İTALYA’NIN ESAS OĞLANI
Zihnimdeki İtalya’ya dair çoğu imgenin aslında Güney İtalya’ya ait olduğunu ve burada toplandığını fark ettiğim veda gününe uyanıyorum. Daracık sokaklardan hızla geçen Vespa’lar, birbirine yakın evler arasında asılı çamaşırlar, masaya her oturuşta birbirinden lezzetli İtalyan yemeklerinin servis edileceğinden emin olmak, muhteşem manzaralar, masmavi berrak bir deniz, dimdik kıyılar… Bunların bir kısmı İtalya’nın diğer şehirlerinde de yakalanabilecek olağan görüntüler ama yine de en çok güneye yakışıyor.

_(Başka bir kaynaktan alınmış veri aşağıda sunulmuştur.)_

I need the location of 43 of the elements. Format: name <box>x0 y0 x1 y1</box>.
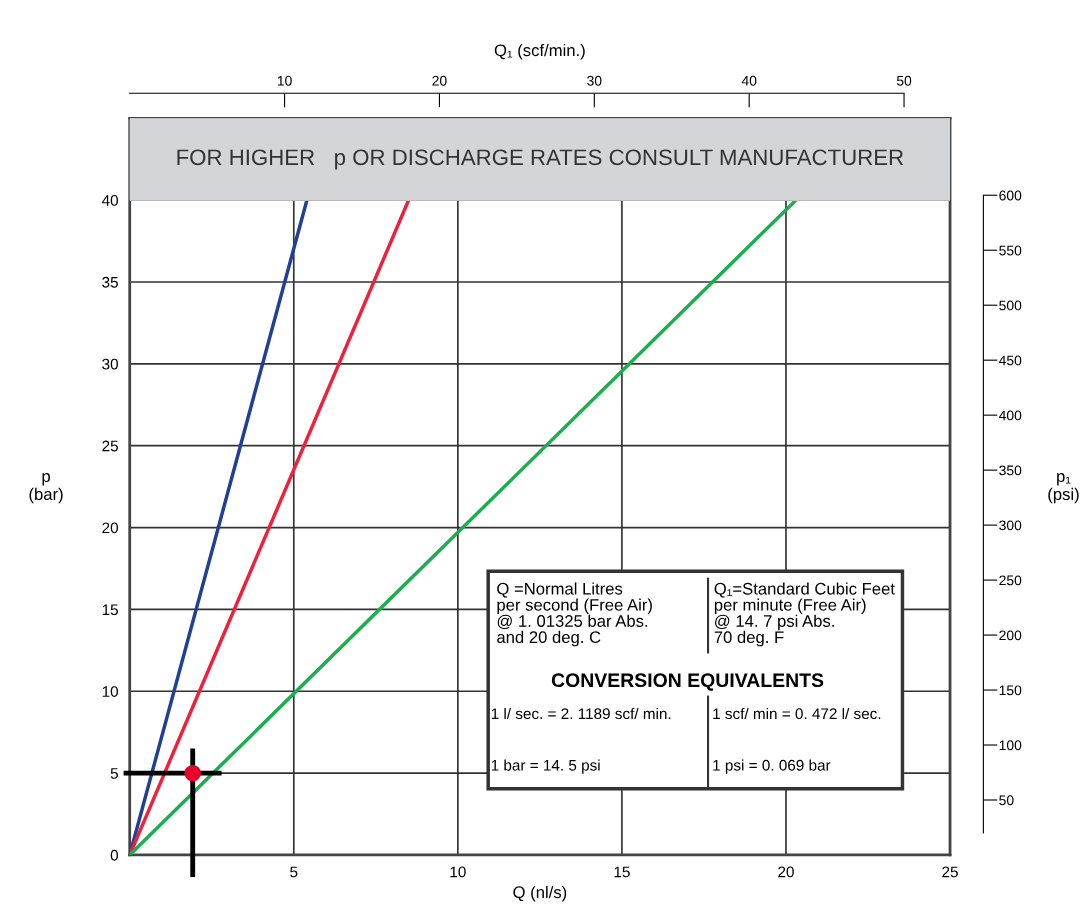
x-tick-label: 25 <box>942 866 958 878</box>
x2-tick-label: 50 <box>896 75 912 86</box>
y-tick-label: 30 <box>102 358 118 370</box>
y-tick-label: 0 <box>110 849 118 861</box>
annotation: 1 psi = 0. 069 bar <box>713 759 831 774</box>
y2-tick-label: 250 <box>999 575 1022 586</box>
x-tick-label: 15 <box>614 866 630 878</box>
annotation: 1 l/ sec. = 2. 1189 scf/ min. <box>491 707 671 720</box>
y2-tick-label: 350 <box>999 465 1022 476</box>
x2-tick-label: 20 <box>432 75 447 86</box>
x2-axis-title: Q₁ (scf/min.) <box>494 43 585 60</box>
y2-tick-label: 450 <box>998 355 1022 366</box>
y2-tick-label: 300 <box>999 520 1022 531</box>
y2-tick-label: 50 <box>999 795 1014 806</box>
y-tick-label: 20 <box>102 522 118 534</box>
x2-tick-label: 40 <box>741 75 757 86</box>
x-tick-label: 10 <box>450 866 466 878</box>
x2-tick-label: 10 <box>277 75 292 86</box>
x-tick-label: 5 <box>290 866 298 878</box>
annotation: Q₁=Standard Cubic Feet per minute (Free Air) @ 14. 7 psi Abs. 70 deg. F <box>714 582 895 647</box>
y-tick-label: 15 <box>102 604 118 616</box>
x-axis-title: Q (nl/s) <box>513 885 567 902</box>
x-tick-label: 20 <box>778 866 794 878</box>
y2-tick-label: 150 <box>999 685 1022 696</box>
annotation: Q =Normal Litres per second (Free Air) @ 1. 01325 bar Abs. and 20 deg. C <box>497 582 652 647</box>
annotation: CONVERSION EQUIVALENTS <box>551 673 824 691</box>
y-tick-label: 35 <box>102 276 118 288</box>
band-label: FOR HIGHER p OR DISCHARGE RATES CONSULT MANUFACTURER <box>177 149 904 170</box>
y-tick-label: 40 <box>101 195 118 206</box>
y2-tick-label: 550 <box>999 245 1022 256</box>
annotation: 1 scf/ min = 0. 472 l/ sec. <box>713 707 881 720</box>
y-tick-label: 25 <box>102 440 118 452</box>
x2-tick-label: 30 <box>587 75 602 86</box>
y2-axis-title: p₁ (psi) <box>1048 473 1079 504</box>
y2-tick-label: 400 <box>998 410 1022 421</box>
annotation: 1 bar = 14. 5 psi <box>491 759 600 774</box>
y2-tick-label: 600 <box>999 190 1022 201</box>
y-tick-label: 5 <box>110 768 118 779</box>
y2-tick-label: 200 <box>999 630 1022 641</box>
y-tick-label: 10 <box>102 686 118 697</box>
y2-tick-label: 500 <box>999 300 1022 311</box>
y2-tick-label: 100 <box>999 740 1022 751</box>
y-axis-title: p (bar) <box>29 473 63 504</box>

Ne burnundan kıl aldırmayan Milano’ya, ne soylu ve turistik Floransa’ya, ne de Ortaçağ film setini andıran Siena’ya. İtalya’nın “esas oğlanı” kesinlikle Napoli ve en nefes kesici manzaraları da Napoli Körfezi sunuyor.Napoli ne kadar sert, sıkı, kavgacı bir İtalyan oğlansa, Amalfi kıyıları boyunca uzanan Sorrento, Positano, Amalfi de bir o kadar yumuşak başlı ve insanı sarıp sarmalayan atmosfere sahip. Napoli de aslında sert görünmek için çabalayan, kalbi didişmekten ve gücünü ispatlamaktan katılaşmış, var olması için kavga etmesi şart olan ama kendisi olabildiği anlarda centilmen ve romantik bir güneyli. Hepsi birden aklımı başımdan alan bu şehir ve kasabalar, beni tam bir sene sonra İstanbul’da her şeyin sıradan göründüğü bir bahar sabahında içtiğim Türk kahvesinin kokusunda tekrar yakalıyor. Hepsi de tüm canlılıklarıyla zihnimde beliriyor ve ben, burnuma dolan limon kokusu gerçek mi hayal mi, ayırt edemiyorum.